Last chance to buy Oor Wullie ‘sair fecht’

It’s not a cheerful comment, but when Oor Wullie says: “It’s a sair fecht,” it seems to strike a chord.
Literally, “sair fecht” means sore fight in the Scots language but translates idiomatically as: “It’s a hard life.”
Anyway, the standard size edition is nearly exhausted – there are about ten left of the edition of 200.
So, if you’ve been meaning to get one, now’s the time.
This panel is taken from The Sunday Post, Dundee, which has been carrying strips featuring Oor Wullie – and his sister strip The Broons – since 1936. I am the first and only screenprinter with permission to use the images of The Broons and Oor Wullie in my work.
Oor Wullie’s characteristics are spiky hair, dungarees and he often sits on an upturned bucket to sum up his situation for us.

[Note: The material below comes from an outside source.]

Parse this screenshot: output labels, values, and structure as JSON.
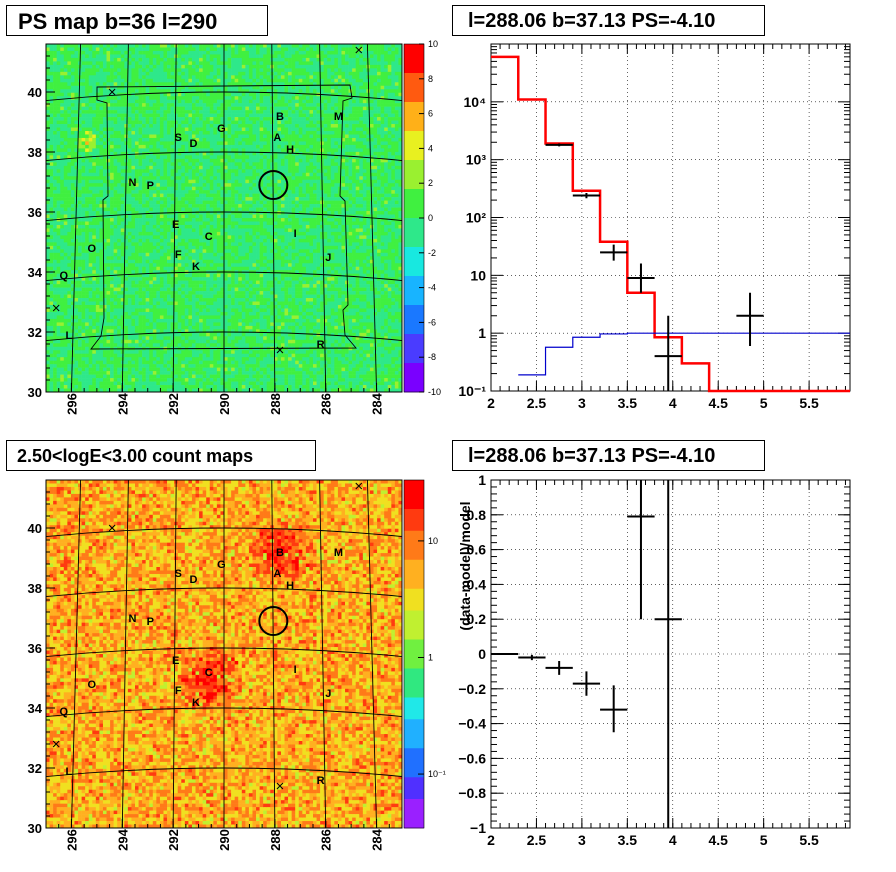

The strip was drawn by the legendary draftsman Dudley D. Watkins, who continued to draw the characters until his death in 1969. They are still appearing every week in The Sunday Post.
I especially enjoy using Watkins’s panels in my screenprints as they were drawn so well – he took great pains to give each panel a well balanced composition. And with just a few lines he was able to give a huge range of expressions to his characters.
The Broons and Oor Wullie have become hugely popular across Scotland – and often seem to regarded as part of Scots’ extended families.
I love the stories for their invention and the language that the characters use – it’s full of Scottish turns of phrase which you don’t often see elsewhere.
The Broons and Oor Wullie are known to every Scot – wherever they may be. Many of my customers are Scots or the children or grandchildren of Scots who live outside Scotland.
This is selected, like many of my panels and images, from the 1960s and 1970s, and should make a great gift to anybody who is into retro, vintage, old school design. I tend to choose material from this era because it was the time I was growing up and my tastes and preferences were being formed. But also it’s a pre-digital age, and the drawings are all made by hand rather than computer aided. Obviously, as I’m a screenprinter, I’m biased in favour of the handmade, so this style is right up my street. I hope it is yours.